Combining list fields with commas in Word documents

In some situations, you might need to generate a list of field values separated by commas in a Word document. For example, you might be creating a simple summary document for each household, with the household name at the top, and the names of the children in the household separated by commas, as in the screenshot below.

The key issue here how to create the list of first names. The household name comes from the Account object, and can easily mapped to a single field in that object. But the list of children comes from the related list of Contact records. The need is to put together a comma-separated list of the first names of the contacts, with the last pair of first names separated by “and”.

Solution #

To make this happen, you will need to use the combine function.

  1. Create a template field with five parts, separated by colons: the Record group name, the name of the sublist field whose values should be combined, the word combine, the default separator (comma in the above example), and the last separator (the word “and” in the above example). Below is a screenshot of the template.

    The parts of the combine field are as indicated below.

  2. When building the merge action, map the fields to the sublist as indicated in the sublists documentation. Note that you don’t have to create a TableStart/TableEnd pair for the sublist. The existence of the “combine” function tells the generator that you need a sublist, with a record group named Members (in this example). So it shows the record group panel, as in the screenshot below.

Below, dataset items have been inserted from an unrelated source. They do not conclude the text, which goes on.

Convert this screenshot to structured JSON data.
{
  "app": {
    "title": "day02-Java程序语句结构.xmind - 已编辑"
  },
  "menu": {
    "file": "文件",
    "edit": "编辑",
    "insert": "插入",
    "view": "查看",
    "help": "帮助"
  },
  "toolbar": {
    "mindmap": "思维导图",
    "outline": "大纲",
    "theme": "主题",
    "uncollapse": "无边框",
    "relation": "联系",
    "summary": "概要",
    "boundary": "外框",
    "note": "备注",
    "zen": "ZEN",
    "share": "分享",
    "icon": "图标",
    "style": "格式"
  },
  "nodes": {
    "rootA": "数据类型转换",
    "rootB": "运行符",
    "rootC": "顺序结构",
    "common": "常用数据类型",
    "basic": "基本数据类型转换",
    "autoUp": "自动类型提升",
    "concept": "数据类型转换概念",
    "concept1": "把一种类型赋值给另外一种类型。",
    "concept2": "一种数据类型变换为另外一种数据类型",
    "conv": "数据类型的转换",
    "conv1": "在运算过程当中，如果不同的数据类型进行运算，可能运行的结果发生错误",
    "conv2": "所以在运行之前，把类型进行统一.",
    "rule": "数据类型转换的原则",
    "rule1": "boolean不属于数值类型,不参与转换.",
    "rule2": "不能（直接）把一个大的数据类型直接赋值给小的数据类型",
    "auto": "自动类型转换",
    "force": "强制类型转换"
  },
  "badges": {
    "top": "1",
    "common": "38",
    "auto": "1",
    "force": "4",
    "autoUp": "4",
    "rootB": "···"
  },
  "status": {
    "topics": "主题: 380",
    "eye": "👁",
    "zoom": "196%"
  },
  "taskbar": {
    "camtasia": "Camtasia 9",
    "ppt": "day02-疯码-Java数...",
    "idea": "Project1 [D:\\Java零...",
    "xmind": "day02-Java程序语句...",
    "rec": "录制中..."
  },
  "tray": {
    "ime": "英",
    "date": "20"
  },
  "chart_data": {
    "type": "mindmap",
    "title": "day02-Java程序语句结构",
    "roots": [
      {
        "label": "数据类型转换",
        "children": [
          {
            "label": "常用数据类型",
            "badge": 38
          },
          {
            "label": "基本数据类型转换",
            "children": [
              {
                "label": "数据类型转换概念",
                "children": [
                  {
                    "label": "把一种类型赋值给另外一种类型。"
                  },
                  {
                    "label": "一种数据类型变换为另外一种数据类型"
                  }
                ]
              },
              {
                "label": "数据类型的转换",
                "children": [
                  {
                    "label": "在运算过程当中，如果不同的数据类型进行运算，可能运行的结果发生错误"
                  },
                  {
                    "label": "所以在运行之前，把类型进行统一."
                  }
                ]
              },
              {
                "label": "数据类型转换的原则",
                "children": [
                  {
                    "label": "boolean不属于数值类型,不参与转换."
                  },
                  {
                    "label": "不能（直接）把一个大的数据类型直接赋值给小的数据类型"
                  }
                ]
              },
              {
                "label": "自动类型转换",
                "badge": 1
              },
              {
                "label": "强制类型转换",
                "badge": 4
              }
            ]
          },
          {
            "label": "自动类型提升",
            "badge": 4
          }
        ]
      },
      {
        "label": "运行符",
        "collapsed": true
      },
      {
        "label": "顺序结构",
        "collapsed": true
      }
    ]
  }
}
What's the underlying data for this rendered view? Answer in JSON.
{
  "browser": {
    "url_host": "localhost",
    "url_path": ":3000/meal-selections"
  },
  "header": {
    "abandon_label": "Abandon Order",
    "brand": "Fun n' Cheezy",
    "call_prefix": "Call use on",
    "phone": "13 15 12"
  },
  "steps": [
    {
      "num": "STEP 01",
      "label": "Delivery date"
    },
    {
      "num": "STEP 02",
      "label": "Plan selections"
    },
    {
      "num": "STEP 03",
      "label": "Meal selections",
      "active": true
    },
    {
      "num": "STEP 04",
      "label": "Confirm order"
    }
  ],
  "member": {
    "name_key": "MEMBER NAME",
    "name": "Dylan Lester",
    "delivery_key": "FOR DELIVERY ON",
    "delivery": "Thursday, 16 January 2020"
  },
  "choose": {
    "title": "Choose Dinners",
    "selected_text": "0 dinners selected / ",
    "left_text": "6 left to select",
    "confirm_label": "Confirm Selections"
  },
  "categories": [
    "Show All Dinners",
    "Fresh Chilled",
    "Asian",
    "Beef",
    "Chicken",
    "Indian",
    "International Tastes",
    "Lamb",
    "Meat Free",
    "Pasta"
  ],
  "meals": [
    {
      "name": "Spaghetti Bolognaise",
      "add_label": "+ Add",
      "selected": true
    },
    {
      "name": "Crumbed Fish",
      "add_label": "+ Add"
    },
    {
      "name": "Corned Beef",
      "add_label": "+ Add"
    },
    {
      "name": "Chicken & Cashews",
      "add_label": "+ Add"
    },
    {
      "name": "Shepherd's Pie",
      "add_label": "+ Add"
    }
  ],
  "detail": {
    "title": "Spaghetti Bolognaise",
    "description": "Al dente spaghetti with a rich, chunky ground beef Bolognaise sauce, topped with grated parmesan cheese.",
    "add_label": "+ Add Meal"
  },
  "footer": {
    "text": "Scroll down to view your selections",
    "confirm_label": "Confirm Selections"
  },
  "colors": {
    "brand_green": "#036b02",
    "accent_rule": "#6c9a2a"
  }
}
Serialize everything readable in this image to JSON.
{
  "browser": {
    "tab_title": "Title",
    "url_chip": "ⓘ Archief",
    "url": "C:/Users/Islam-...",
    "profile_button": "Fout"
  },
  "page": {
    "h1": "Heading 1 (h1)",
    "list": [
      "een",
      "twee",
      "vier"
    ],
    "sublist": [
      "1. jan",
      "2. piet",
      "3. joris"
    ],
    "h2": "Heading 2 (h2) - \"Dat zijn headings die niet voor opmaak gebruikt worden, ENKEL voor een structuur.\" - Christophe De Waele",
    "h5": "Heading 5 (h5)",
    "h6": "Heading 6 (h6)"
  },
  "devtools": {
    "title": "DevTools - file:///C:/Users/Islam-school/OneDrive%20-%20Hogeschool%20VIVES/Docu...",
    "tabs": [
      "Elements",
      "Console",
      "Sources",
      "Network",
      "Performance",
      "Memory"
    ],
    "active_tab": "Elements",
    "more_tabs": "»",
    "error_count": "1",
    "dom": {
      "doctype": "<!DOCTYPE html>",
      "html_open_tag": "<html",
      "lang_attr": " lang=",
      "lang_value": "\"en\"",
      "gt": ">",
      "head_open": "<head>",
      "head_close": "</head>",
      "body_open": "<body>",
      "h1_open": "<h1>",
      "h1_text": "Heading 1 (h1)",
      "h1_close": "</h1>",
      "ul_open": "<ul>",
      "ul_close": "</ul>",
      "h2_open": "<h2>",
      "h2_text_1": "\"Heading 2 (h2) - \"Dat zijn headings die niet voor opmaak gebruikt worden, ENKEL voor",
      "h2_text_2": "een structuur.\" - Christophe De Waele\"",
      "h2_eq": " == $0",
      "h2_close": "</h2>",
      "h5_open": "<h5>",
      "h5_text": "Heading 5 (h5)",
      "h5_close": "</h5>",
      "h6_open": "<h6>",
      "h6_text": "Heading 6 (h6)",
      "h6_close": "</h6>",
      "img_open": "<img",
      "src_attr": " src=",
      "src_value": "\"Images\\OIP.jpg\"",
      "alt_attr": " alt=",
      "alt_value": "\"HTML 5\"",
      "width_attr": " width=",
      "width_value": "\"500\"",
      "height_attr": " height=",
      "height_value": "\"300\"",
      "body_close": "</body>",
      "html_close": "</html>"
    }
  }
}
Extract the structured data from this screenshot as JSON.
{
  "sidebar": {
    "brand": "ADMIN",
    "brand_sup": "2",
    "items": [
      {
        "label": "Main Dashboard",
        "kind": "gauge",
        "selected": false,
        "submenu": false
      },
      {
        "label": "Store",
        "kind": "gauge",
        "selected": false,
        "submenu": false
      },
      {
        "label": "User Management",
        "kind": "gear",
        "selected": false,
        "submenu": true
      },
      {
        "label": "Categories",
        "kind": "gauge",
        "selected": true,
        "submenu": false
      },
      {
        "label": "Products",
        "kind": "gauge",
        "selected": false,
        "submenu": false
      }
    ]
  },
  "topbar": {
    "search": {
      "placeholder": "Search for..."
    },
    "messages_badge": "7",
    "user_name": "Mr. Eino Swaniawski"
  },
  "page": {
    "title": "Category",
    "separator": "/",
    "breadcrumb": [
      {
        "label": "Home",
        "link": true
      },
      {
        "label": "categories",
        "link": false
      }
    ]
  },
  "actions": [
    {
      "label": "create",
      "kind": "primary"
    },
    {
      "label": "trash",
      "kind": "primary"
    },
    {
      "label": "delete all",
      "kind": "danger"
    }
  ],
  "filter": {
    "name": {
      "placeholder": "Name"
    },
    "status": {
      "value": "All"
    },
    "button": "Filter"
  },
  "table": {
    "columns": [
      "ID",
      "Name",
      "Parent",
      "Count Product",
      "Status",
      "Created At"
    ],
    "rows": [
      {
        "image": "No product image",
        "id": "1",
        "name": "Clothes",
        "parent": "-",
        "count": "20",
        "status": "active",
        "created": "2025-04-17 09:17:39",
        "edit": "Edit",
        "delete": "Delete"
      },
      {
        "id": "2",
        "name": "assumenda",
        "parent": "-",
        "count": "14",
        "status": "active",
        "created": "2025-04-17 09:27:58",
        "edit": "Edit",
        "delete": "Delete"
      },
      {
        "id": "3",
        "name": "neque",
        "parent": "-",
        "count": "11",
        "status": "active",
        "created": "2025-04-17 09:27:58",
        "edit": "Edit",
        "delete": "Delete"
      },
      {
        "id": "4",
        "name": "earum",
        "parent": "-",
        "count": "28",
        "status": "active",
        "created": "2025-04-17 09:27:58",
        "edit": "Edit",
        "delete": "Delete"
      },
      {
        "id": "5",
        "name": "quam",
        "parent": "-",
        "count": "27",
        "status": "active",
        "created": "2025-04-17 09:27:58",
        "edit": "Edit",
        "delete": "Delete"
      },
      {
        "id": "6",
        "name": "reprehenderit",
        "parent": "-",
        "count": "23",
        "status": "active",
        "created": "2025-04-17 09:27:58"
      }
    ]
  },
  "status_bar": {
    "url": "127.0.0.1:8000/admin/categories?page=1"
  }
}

Examples and usage notes #

Merge field Examples of output Comments
«Members:First name:combine: and » Abraham and Jessica and Maria Since no last separator is specified, the separator value and is used between all the parts.
«Members:First name:combine:-» Abraham-Jessica-Maria The separator used is a minus sign.

Some notes to bear in mind:

  • The separator doesn’t always have to be a comma, it can be any text, as shown in the above examples.
  • When using the separator parts, the entire text of the separator, including any spaces, will be used in producing the output text. In “Solution” screenshot above, note the presence of a space after the comma in the separator field, and spaces around the “and” in the last separator field. These produce the necessary spacing after the comma and around the “and” in the example output of the very first screenshot above. See also the examples below.
  • The “last separator” part is optional. If it is omitted, the “separator” text is used between all the generated text values.
  • The bits of text being combined are automatically deduplicated. Thus, in the above example, if there is more than one Contact with the same first name, that first name will appear only once in the combined list.

The Document Generator includes a means for producing sublists. But that is not adequate in the present situation, for two reasons. One, that the sublist mechanism requires the sublist records (the first names, in this case) to appear in a table, a bullet-list, a numbered list, or other similar block. And second, that mechanism doesn’t offer a way to selectively include separators between the data – the separators in this case being the comma and the word “and”.

To address this situation, the Document Generator provides a combine function that can be applied to a single field from a sublist, to produce text with embedded separators.